Janet dreams to go on vacation in three years. How much should she invest now so that she will have $15,000 by that time if the account earns 1 3/8% compounded quarterly?
P(1+0.01375/4)^(4*3) = 15000
AKA $14,394.86
To determine how much Janet should invest now, we can use the formula for compound interest:
A = P(1 + r/n)^(nt)
Where:
A = the future amount (in this case, $15,000)
P = the principal amount (the initial investment we're trying to find)
r = the annual interest rate (1 3/8% can be expressed as a decimal, which is 1.375% or 0.01375)
n = the number of times the interest is compounded per year (quarterly compounding implies 4 times a year)
t = the number of years (3 years in this case)

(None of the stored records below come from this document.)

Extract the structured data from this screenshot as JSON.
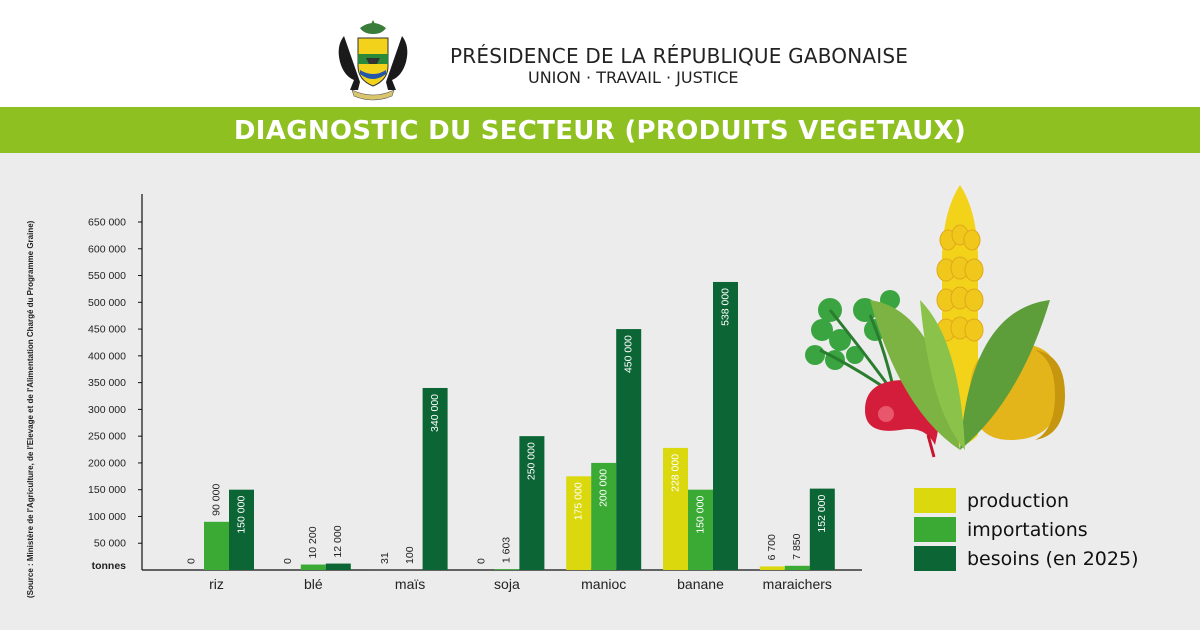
{
  "header": {
    "org_name": "PRÉSIDENCE DE LA RÉPUBLIQUE GABONAISE",
    "motto": "UNION · TRAVAIL · JUSTICE"
  },
  "title": "DIAGNOSTIC DU SECTEUR (PRODUITS VEGETAUX)",
  "source": "(Source : Ministère de l'Agriculture, de l'Elevage et de l'Alimentation Chargé du Programme Graine)",
  "colors": {
    "title_bar": "#8fc021",
    "production": "#dbd80e",
    "importations": "#3aaa35",
    "besoins": "#0b6535"
  },
  "chart_data": {
    "type": "bar",
    "title": "DIAGNOSTIC DU SECTEUR (PRODUITS VEGETAUX)",
    "ylabel": "tonnes",
    "ylim": [
      0,
      700000
    ],
    "yticks": [
      50000,
      100000,
      150000,
      200000,
      250000,
      300000,
      350000,
      400000,
      450000,
      500000,
      550000,
      600000,
      650000
    ],
    "ytick_labels": [
      "50 000",
      "100 000",
      "150 000",
      "200 000",
      "250 000",
      "300 000",
      "350 000",
      "400 000",
      "450 000",
      "500 000",
      "550 000",
      "600 000",
      "650 000"
    ],
    "categories": [
      "riz",
      "blé",
      "maïs",
      "soja",
      "manioc",
      "banane",
      "maraichers"
    ],
    "series": [
      {
        "name": "production",
        "values": [
          0,
          0,
          31,
          0,
          175000,
          228000,
          6700
        ],
        "labels": [
          "0",
          "0",
          "31",
          "0",
          "175 000",
          "228 000",
          "6 700"
        ]
      },
      {
        "name": "importations",
        "values": [
          90000,
          10200,
          100,
          1603,
          200000,
          150000,
          7850
        ],
        "labels": [
          "90 000",
          "10 200",
          "100",
          "1 603",
          "200 000",
          "150 000",
          "7 850"
        ]
      },
      {
        "name": "besoins (en 2025)",
        "values": [
          150000,
          12000,
          340000,
          250000,
          450000,
          538000,
          152000
        ],
        "labels": [
          "150 000",
          "12 000",
          "340 000",
          "250 000",
          "450 000",
          "538 000",
          "152 000"
        ]
      }
    ],
    "legend_position": "bottom-right",
    "grid": false
  }
}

Now, we can substitute these values into the formula and solve for P:
$15,000 = P(1 + 0.01375/4)^(4*3)
To simplify the calculation, let's solve the exponent first:
(1 + 0.01375/4)^(4*3) = (1 + 0.0034375)^12 ≈ 1.04243
Now we can rewrite the equation:
$15,000 = P * 1.04243
Finally, solving for P:
P = $15,000 / 1.04243 ≈ $14,403.78
Therefore, Janet should invest approximately $14,403.78 now to have $15,000 in three years if the account earns 1 3/8% compounded quarterly.